They’ve been doing it for more than 30 years, and so they’re deeply woven into Hunter’s tradition.

According to a booklet the synagogue put out in 2014, lovingly and appropriately called “A Human History as told by its Congregants in Personal Recollections and Individual Impressions,” the community that built the shul formed in the 1880s. Then as now, many community members had summer houses in the rural exurbs, although various towns went in and out of fashion as tastes and travel changed. It was hard to get up to the Catskills then; in the 1880s, according to the booklet, families would take a boat up the Hudson and then get into a horse-drawn wagon that would get them to Hunter. Later, trains and then highways made the ride increasingly easier (if possibly less exciting.)

Since the 1950s, the shul, which the U.S. Interior Department lists on the National Register of Historic Places, was funded in large part by Orville and Israel Slutzky, brothers who also founded and until recently whose families owned Hunter Mountain, and who figure large in the reminiscences of the people who go there, year after year.

Rabbi Benzion Scheinfeld, left, and Rabbi John Krug prepare for Rosh Hashanah this year.

Since 1989, both Rabbi Krug and Rabbi Scheinfeld have led services there, three times a year, Rabbi Krug as senior and Rabbi Scheinfeld as junior rabbi. Both men taught at the Frisch School then when they were approached by community members, who asked them to drive up to Hunter and try it.

They did, they loved it, and they’ve done it every year since. They run the entire service; not only do they lead the davening, each acting as both rabbi and cantor — they both sing — but they also read the Torah and blow the shofar themselves. “We’ve gone for so long that when they built an annex, they named it the Krug-Scheinfeld annex,” Rabbi Scheinfeld said.

“It’s a unique community,” Rabbi Scheinfeld said. It’s a mountain community, a group of Jews who went there in the early 1900s. They were primarily religious families, but as America became less religious they also sort of evolved in all sorts of different directions. And their children and grandchildren come back to Hunter for the High Holy Days, from Manhattan, from Roslyn on Long Island, from Fair Lawn, from Monsey. A lot of them are Conservadox.” Few of them are Orthodox, but they return for Orthodox services, because that’s what the days always have meant to them. Many of them are artists, he added.

The High Holy Days fall at a different time every year, usually between early September and early October, but “every time we drive up to Hunter, we are surrounded by leaves that are changing color,” Rabbi Scheinfeld said; those changes in the physical world mark the change in feeling that he undergoes as he nears this place that means so much to him. “And then you pass a waterfall on the way up. The drive has a purifying effect as you get ready to connect with your creator, and with the purity of life.

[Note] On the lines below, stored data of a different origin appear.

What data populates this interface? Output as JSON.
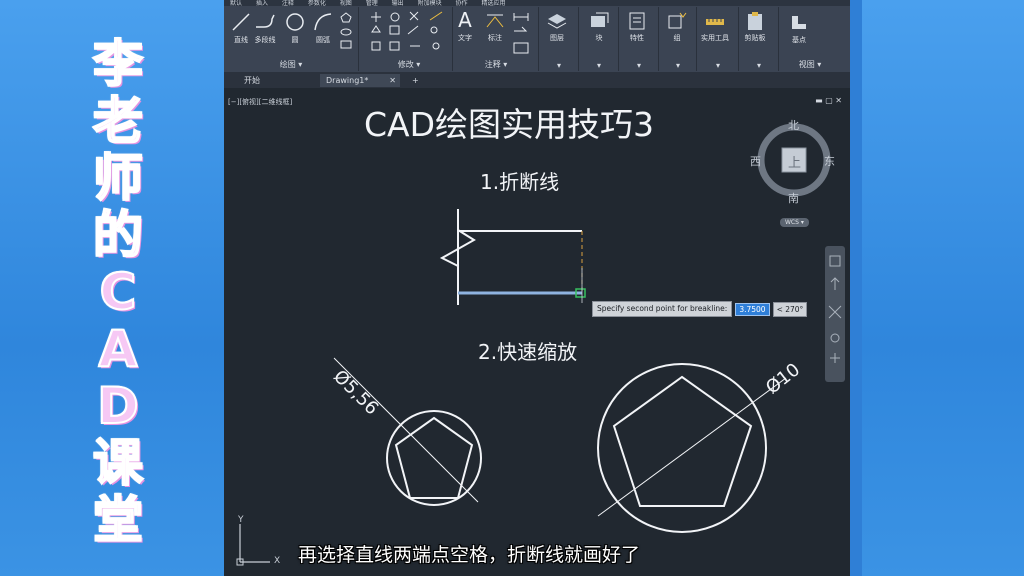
{
  "brand": {
    "chars": [
      "李",
      "老",
      "师",
      "的",
      "C",
      "A",
      "D",
      "课",
      "堂"
    ]
  },
  "ribbon": {
    "tabs": [
      "默认",
      "插入",
      "注释",
      "参数化",
      "视图",
      "管理",
      "输出",
      "附加模块",
      "协作",
      "精选应用"
    ],
    "draw_tools": {
      "line": "直线",
      "polyline": "多段线",
      "circle": "圆",
      "arc": "圆弧"
    },
    "annotation_tools": {
      "text": "文字",
      "dimension": "标注"
    },
    "panel_buttons": {
      "layers": "图层",
      "block": "块",
      "properties": "特性",
      "group": "组",
      "utilities": "实用工具",
      "clipboard": "剪贴板",
      "base": "基点"
    },
    "panel_titles": {
      "draw": "绘图 ▾",
      "modify": "修改 ▾",
      "annotation": "注释 ▾",
      "view": "视图 ▾"
    }
  },
  "doc_tabs": {
    "start": "开始",
    "drawing": "Drawing1*",
    "close": "✕",
    "add": "+"
  },
  "viewport": {
    "label": "[−][俯视][二维线框]",
    "window_controls": "▬ ▢ ✕",
    "title": "CAD绘图实用技巧3",
    "section1": "1.折断线",
    "section2": "2.快速缩放",
    "dim_small": "Ø5,56",
    "dim_large": "Ø10",
    "command_prompt": "Specify second point for breakline:",
    "command_value": "3.7500",
    "command_angle": "< 270°",
    "viewcube": {
      "north": "北",
      "south": "南",
      "east": "东",
      "west": "西",
      "top": "上",
      "wcs": "WCS ▾"
    },
    "ucs_x": "X",
    "ucs_y": "Y"
  },
  "subtitle": "再选择直线两端点空格，折断线就画好了",
  "colors": {
    "canvas": "#212830",
    "ribbon": "#3b4453",
    "desktop": "#3a8fe0",
    "brand_text": "#f6c8f4",
    "command_value": "#2f7fd8"
  }
}
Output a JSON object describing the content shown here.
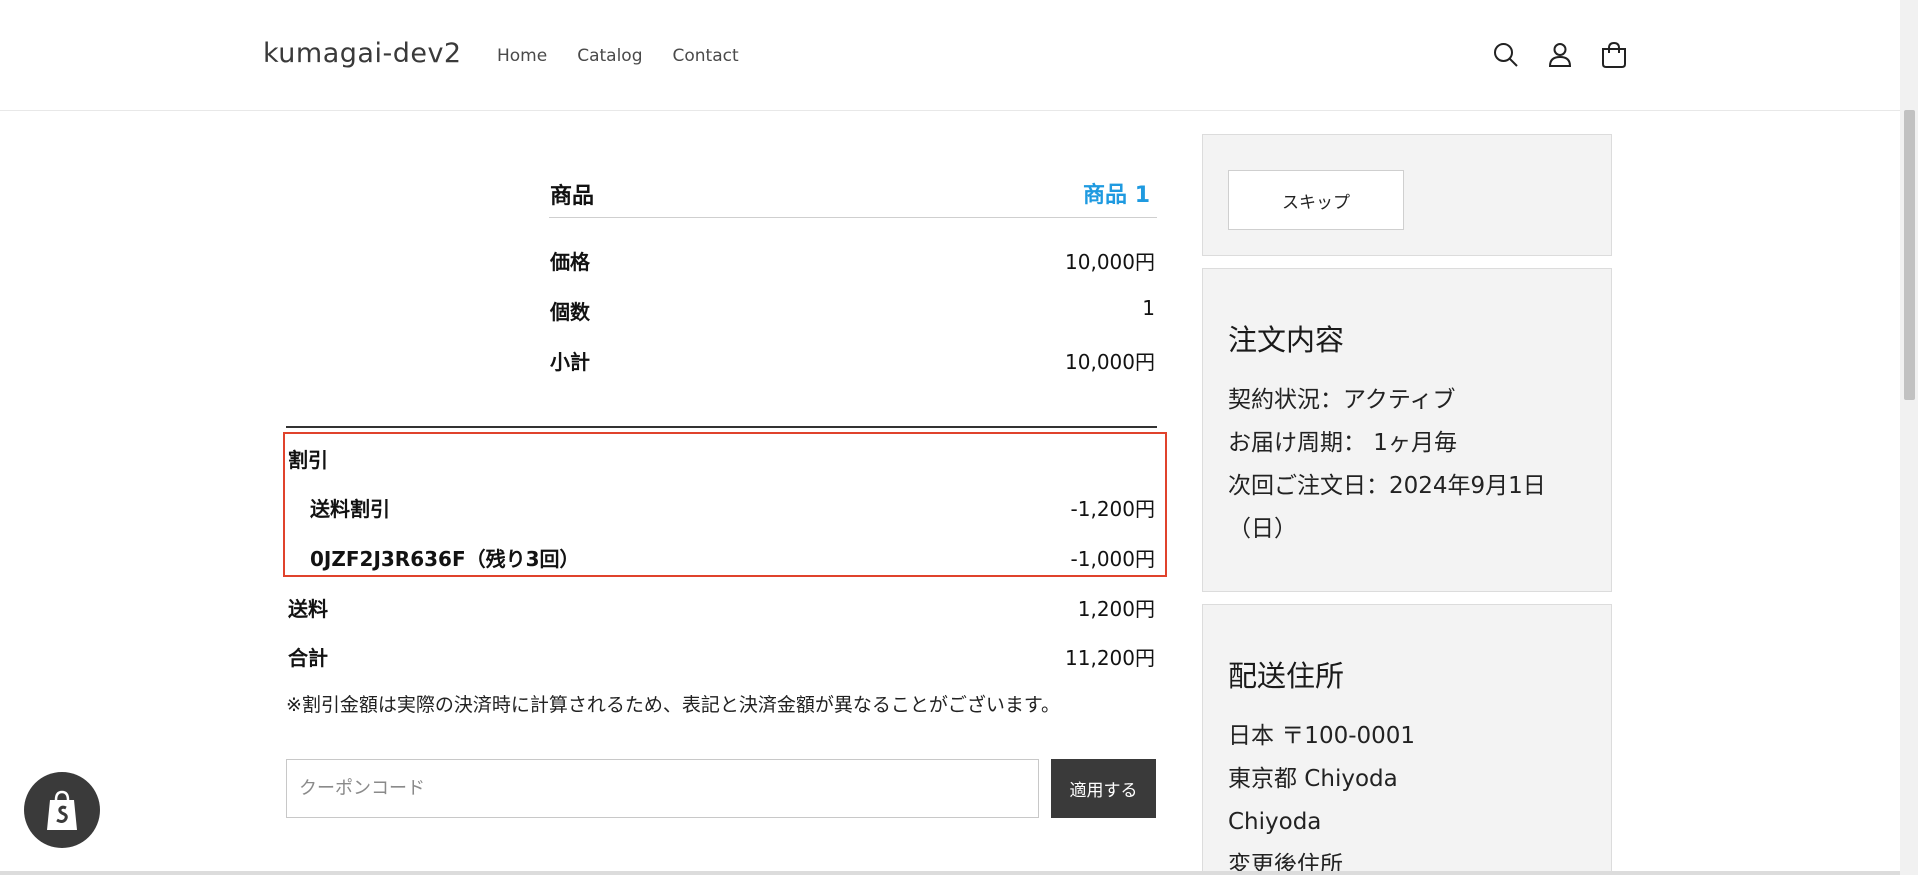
{
  "header": {
    "logo": "kumagai-dev2",
    "nav": [
      "Home",
      "Catalog",
      "Contact"
    ],
    "icons": [
      "search-icon",
      "account-icon",
      "cart-icon"
    ]
  },
  "product": {
    "label": "商品",
    "name": "商品 1",
    "name_color": "#1f9ae0",
    "price_label": "価格",
    "price": "10,000円",
    "qty_label": "個数",
    "qty": "1",
    "subtotal_label": "小計",
    "subtotal": "10,000円"
  },
  "discount": {
    "label": "割引",
    "items": [
      {
        "label": "送料割引",
        "value": "-1,200円"
      },
      {
        "label": "0JZF2J3R636F（残り3回）",
        "value": "-1,000円"
      }
    ]
  },
  "summary": {
    "shipping_label": "送料",
    "shipping": "1,200円",
    "total_label": "合計",
    "total": "11,200円",
    "note": "※割引金額は実際の決済時に計算されるため、表記と決済金額が異なることがございます。"
  },
  "coupon": {
    "placeholder": "クーポンコード",
    "value": "",
    "apply_label": "適用する"
  },
  "sidebar": {
    "skip_label": "スキップ",
    "order": {
      "title": "注文内容",
      "status": "契約状況：アクティブ",
      "cycle": "お届け周期： 1ヶ月毎",
      "next_date": "次回ご注文日：2024年9月1日（日）"
    },
    "address": {
      "title": "配送住所",
      "lines": [
        "日本 〒100-0001",
        "東京都 Chiyoda",
        "Chiyoda",
        "変更後住所"
      ]
    }
  },
  "colors": {
    "accent": "#1f9ae0",
    "highlight_border": "#e0432c",
    "dark_button": "#3a3a3a"
  }
}
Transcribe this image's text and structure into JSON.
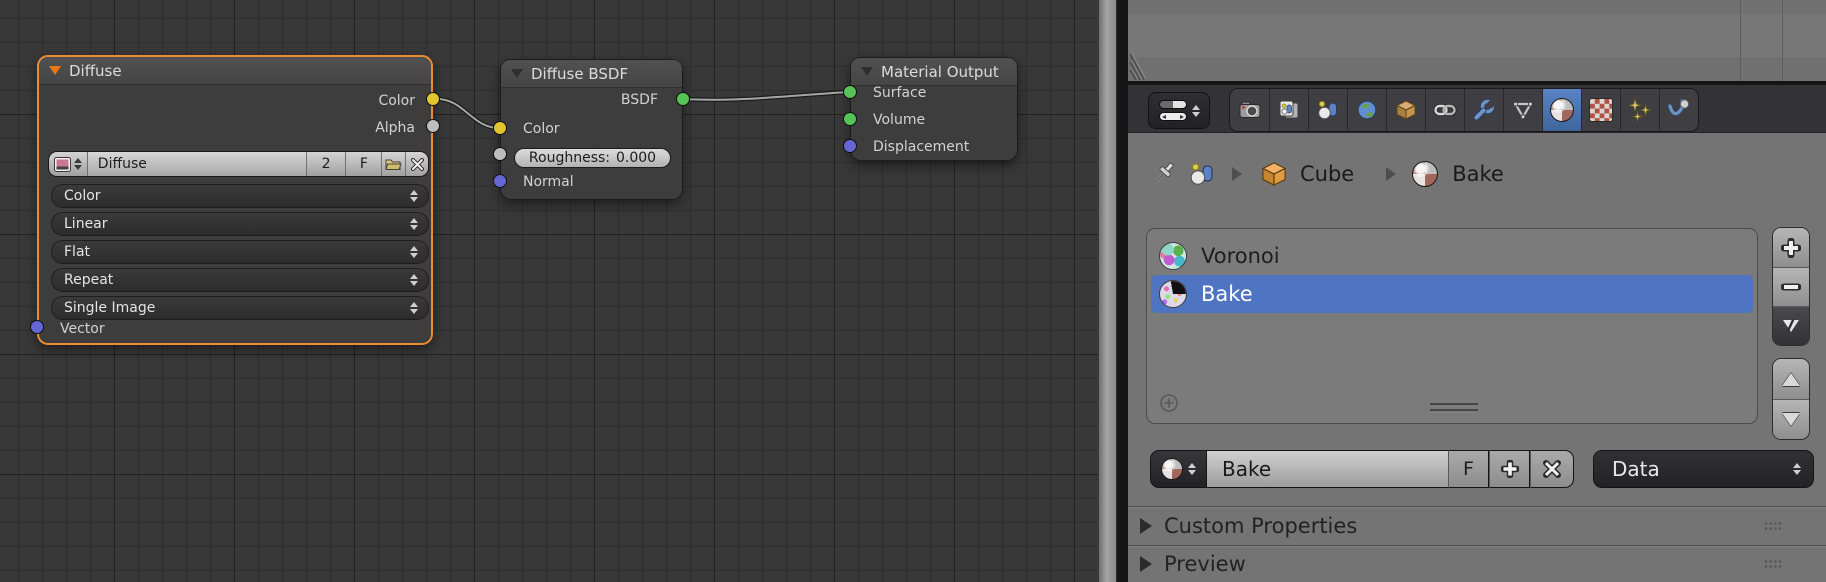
{
  "node_editor": {
    "nodes": {
      "diffuse": {
        "title": "Diffuse",
        "outputs": [
          "Color",
          "Alpha"
        ],
        "datablock": {
          "name": "Diffuse",
          "users": "2",
          "fake_user": "F"
        },
        "dropdowns": [
          "Color",
          "Linear",
          "Flat",
          "Repeat",
          "Single Image"
        ],
        "inputs": [
          "Vector"
        ]
      },
      "diffuse_bsdf": {
        "title": "Diffuse BSDF",
        "outputs": [
          "BSDF"
        ],
        "inputs": [
          "Color",
          "Normal"
        ],
        "roughness_label": "Roughness:",
        "roughness_value": "0.000"
      },
      "material_output": {
        "title": "Material Output",
        "inputs": [
          "Surface",
          "Volume",
          "Displacement"
        ]
      }
    }
  },
  "properties": {
    "tabs": [
      "render",
      "render-layers",
      "scene",
      "world",
      "object",
      "constraints",
      "modifiers",
      "object-data",
      "material",
      "texture",
      "particles",
      "physics"
    ],
    "active_tab": "material",
    "breadcrumb": {
      "object": "Cube",
      "material": "Bake"
    },
    "material_slots": {
      "items": [
        {
          "name": "Voronoi"
        },
        {
          "name": "Bake"
        }
      ],
      "selected": "Bake"
    },
    "name_field": {
      "value": "Bake",
      "fake_user_label": "F"
    },
    "data_source_label": "Data",
    "panels": [
      {
        "label": "Custom Properties"
      },
      {
        "label": "Preview"
      }
    ]
  },
  "colors": {
    "node_select_outline": "#ec8b33",
    "selection_blue": "#4f74c2",
    "tab_active_blue": "#4a74b8",
    "socket_color_yellow": "#e0c430",
    "socket_shader_green": "#55c355",
    "socket_vector_blue": "#6467d3",
    "socket_value_gray": "#bdbdbd"
  }
}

“We always look forward to the landscape of green turning to fiery red and to yellow, and to the chill in the air, the pure smell. And this little old wooden shul. Even though the people there aren’t so religiously devotional, this is the center of their Jewish life. They will come from far and wide just to be in this synagogue, where their parents and grandparents prayed. And although they are not Orthodox, they want an Orthodox experience.”

There have been some concessions to the changing times, he added. “Until about 15 years ago, the men used to be downstairs and the women used to be upstairs. But then we put the mechitzah in the middle of the room downstairs. Rabbi Krug decided that he could accommodate that request. So it’s an Orthodox service, with a mechitzah, but we also helped people who wanted a more egalitarian feel.”

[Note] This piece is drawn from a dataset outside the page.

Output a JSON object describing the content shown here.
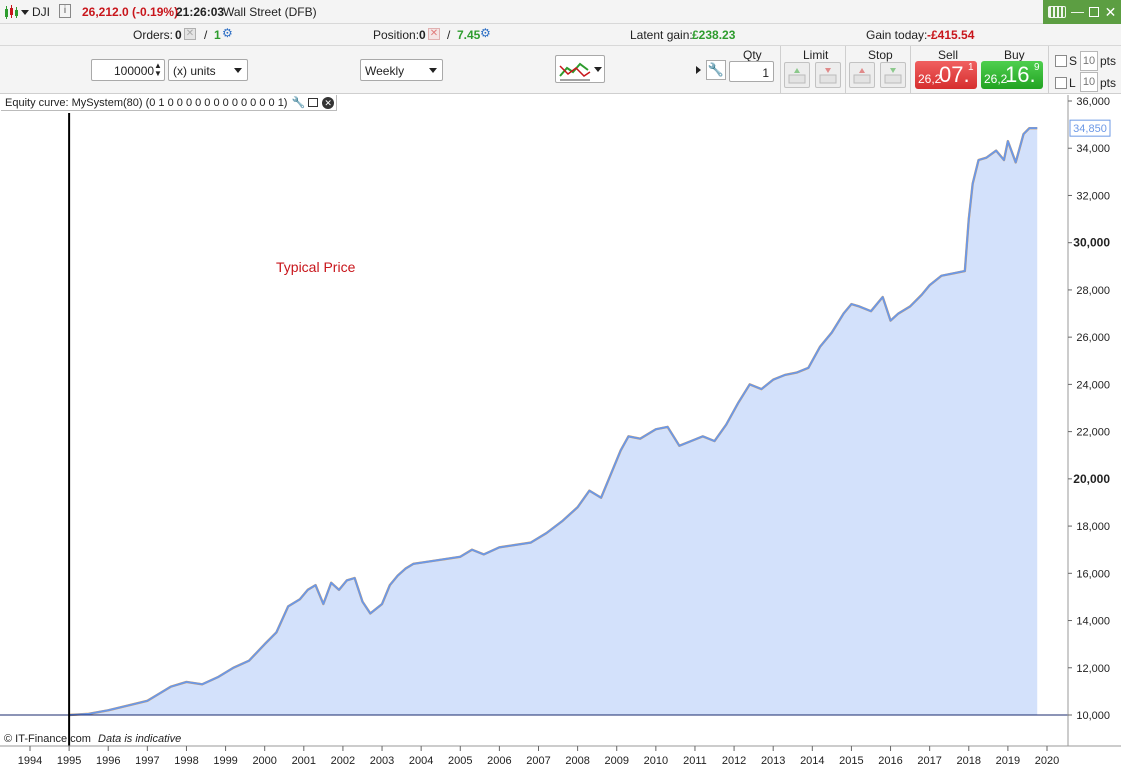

There’s also a mechitzah in the balcony, so that space is available both to men and to women.

Rabbi Scheinfeld stands with David Mack, a longtime Hunter Synagogue member.

There are a wide range of Jews who share the building. “During the summer, ultra-Orthodox students from Lakewood and their rosh yeshiva go there,” Rabbi Scheinfeld said. “And in the winter, there is a Reform service there every fourth Friday night. So everyone uses it. There is some tension, but on the whole it works out.”

The High Holy Day congregants are a mixed group religiously, but the two rabbis bring friends and relatives with them; Rabbi Krug’s wife, Phyllis, always joins them, and at times their children do as well. When the children were young, “the Krugs would bring them up every year,” Rabbi Scheinfeld said.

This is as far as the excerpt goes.